Historical Figures

Mariama Bâ, committed writer

Senegalese author, Mariama Bâ (1929 – 1981) rises from in his works Such a long letter and A Scarlet Song for the rights and status of women. She is involved in associations working for education and women's rights.

A brilliant student

Mariama Bâ was born in Dakar, Senegal on April 17, 1929, into a wealthy Muslim family. His grandfather worked as an interpreter for the French colonial administration, his father as a civil servant. After her mother's death, Mariama was brought up mainly by her maternal grandparents, who had a rather traditional view of raising girls.

The little girl studies in a Koranic school and a French school, where she shines with her good results. After obtaining her primary school certificate at 14, she wants to continue her studies, but her grandparents believe that a girl does not need an education. It takes the intervention of his father so that his father can enter the Normal School of Rufisque, which trains teachers. After brilliant studies, she graduated in 1947.

The roots of a commitment

Mariama Bâ taught for twelve years, before being transferred to the Regional Education Inspectorate, as an inspector. Alongside her career, she married three times:she has three daughters with Bassirou Ndiaye, a daughter with Ablaye Ndiaye and five children with the deputy and minister Obèye Diop, whom she will divorce.

Her difficulties in accessing education as a girl, the inequalities she suffered and her experiences of marriage led her to take an interest in women's rights. Engaged in feminist associations, she began to give public speeches and write articles defending the status of women, advocating the education of girls and the balance of power in relations between women and men.

Such a long letter

In 1979, Mariama Bâ published her first novel A so long letter at New African Editions. In this epistolary novel, recently widowed Ramatoulaye writes a letter to her best friend Aïssatou. She evokes her conditions as a woman, wife, mother, those of her friend on whom her husband imposes a second wife and who chooses to leave him; so many subjects that are dear to the writer.

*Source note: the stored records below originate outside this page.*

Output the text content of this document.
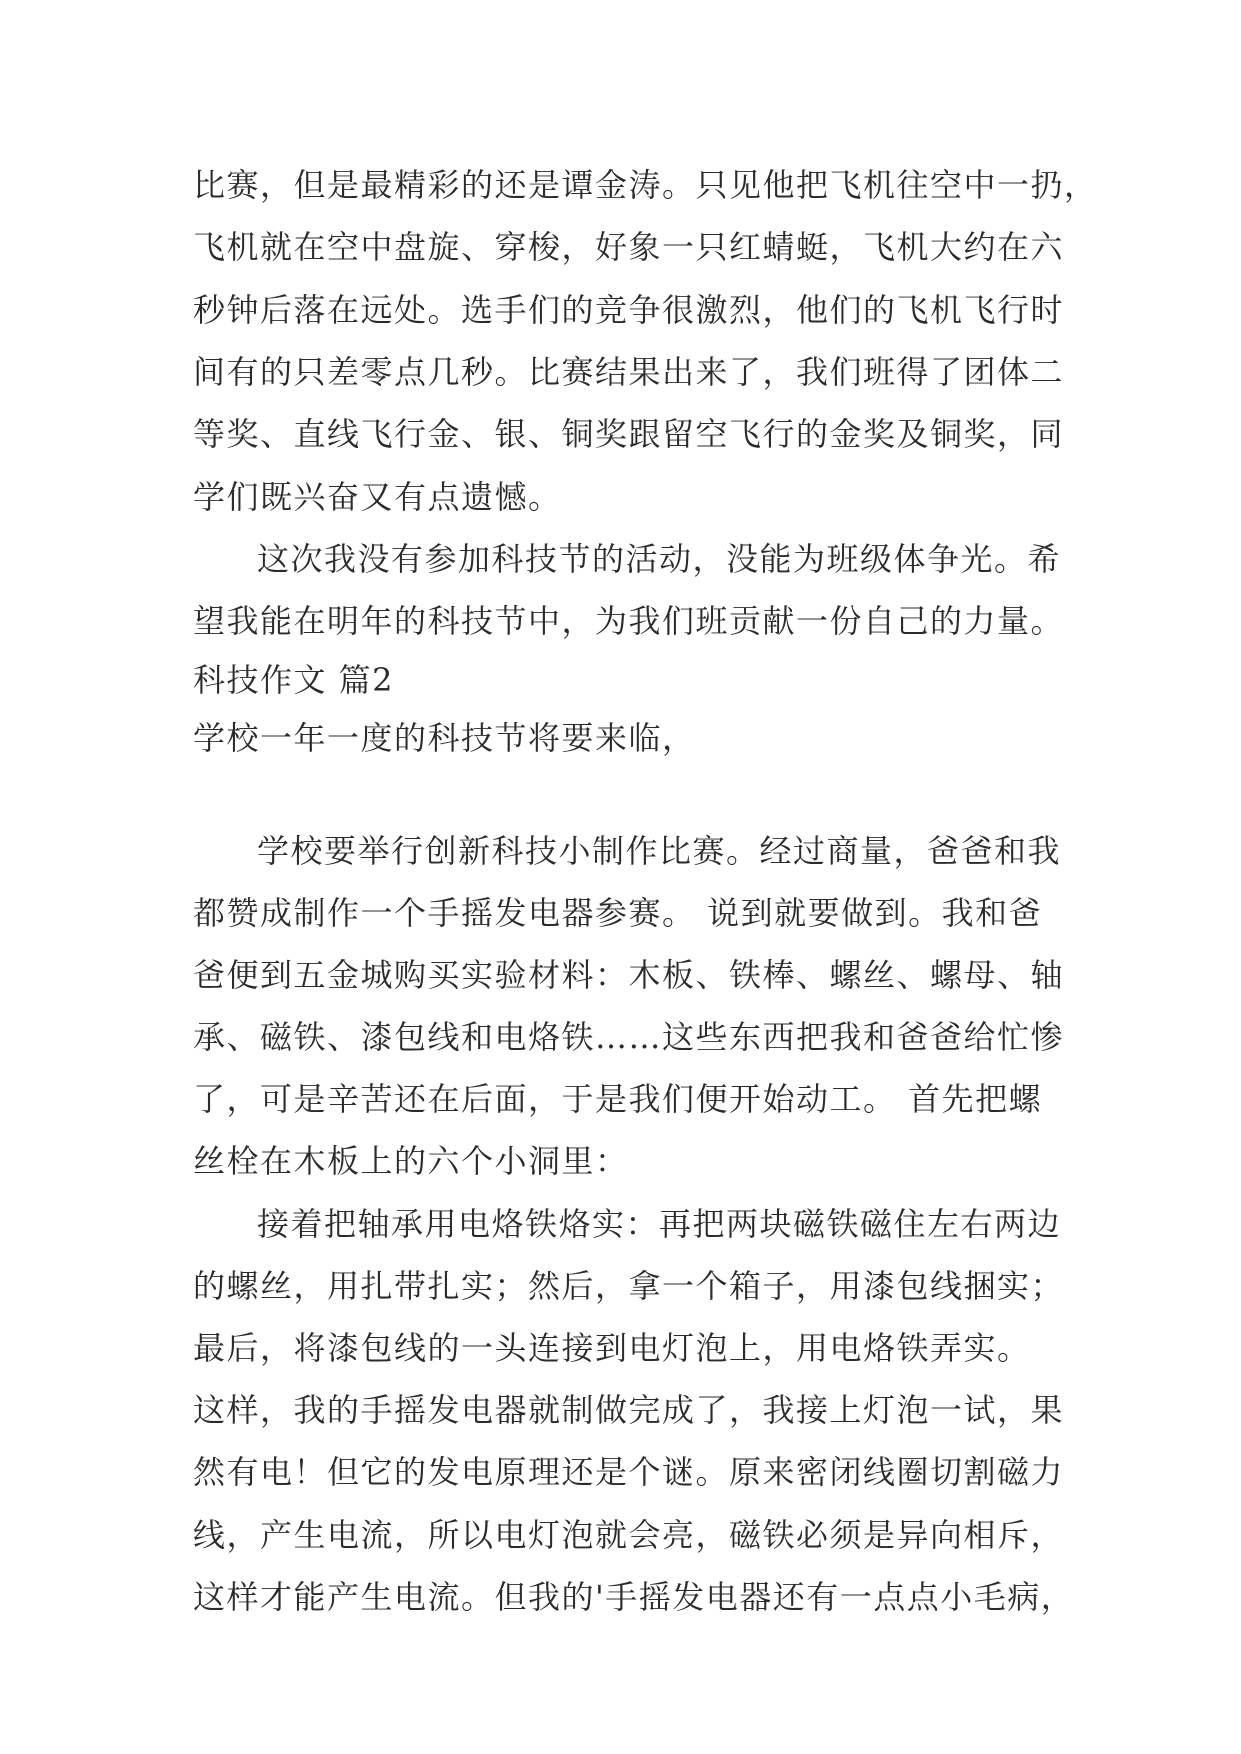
比赛，但是最精彩的还是谭金涛。只见他把飞机往空中一扔，
飞机就在空中盘旋、穿梭，好象一只红蜻蜓，飞机大约在六
秒钟后落在远处。选手们的竞争很激烈，他们的飞机飞行时
间有的只差零点几秒。比赛结果出来了，我们班得了团体二
等奖、直线飞行金、银、铜奖跟留空飞行的金奖及铜奖，同
学们既兴奋又有点遗憾。
这次我没有参加科技节的活动，没能为班级体争光。希
望我能在明年的科技节中，为我们班贡献一份自己的力量。
科技作文 篇2
学校一年一度的科技节将要来临，
学校要举行创新科技小制作比赛。经过商量，爸爸和我
都赞成制作一个手摇发电器参赛。 说到就要做到。我和爸
爸便到五金城购买实验材料：木板、铁棒、螺丝、螺母、轴
承、磁铁、漆包线和电烙铁……这些东西把我和爸爸给忙惨
了，可是辛苦还在后面，于是我们便开始动工。 首先把螺
丝栓在木板上的六个小洞里：
接着把轴承用电烙铁烙实：再把两块磁铁磁住左右两边
的螺丝，用扎带扎实；然后，拿一个箱子，用漆包线捆实；
最后，将漆包线的一头连接到电灯泡上，用电烙铁弄实。
这样，我的手摇发电器就制做完成了，我接上灯泡一试，果
然有电！但它的发电原理还是个谜。原来密闭线圈切割磁力
线，产生电流，所以电灯泡就会亮，磁铁必须是异向相斥，
这样才能产生电流。但我的'手摇发电器还有一点点小毛病，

Through these life experiences, Mariama scratches social and religious traditions, highlights their impact on the status of women, values ​​the female contribution to African societies and manifests women's aspirations to free themselves from inequalities. Such a long letter meets, as soon as it is released, the success and the approval of the public and the critics. The following year, Mariame won the Noma Prize at the Frankfurt Book Fair.

A scarlet song

After the success of such a long letter, Mariama Bâ writes a second novel:Un chant écarlate . She tells the love story between a Senegalese, Ousmane, and a Frenchwoman, Mireille, and the difficulties that their couple encounters because of cultural differences and the status of women. Mireille fails to adapt to Senegalese traditions, especially when her husband marries a second wife. The book criticizes the tyranny and weight of traditions, as well as the difficulties of relations between people from different cultures.

Mariama Bâ died of cancer on August 17, 1981, at the age of 52, before the release of Un chant écarlate . His articles and speeches have been collected in the book The Political Function of Written African Literature.

Mariama Bâ remains a source of inspiration for feminists around the world and for African women in particular.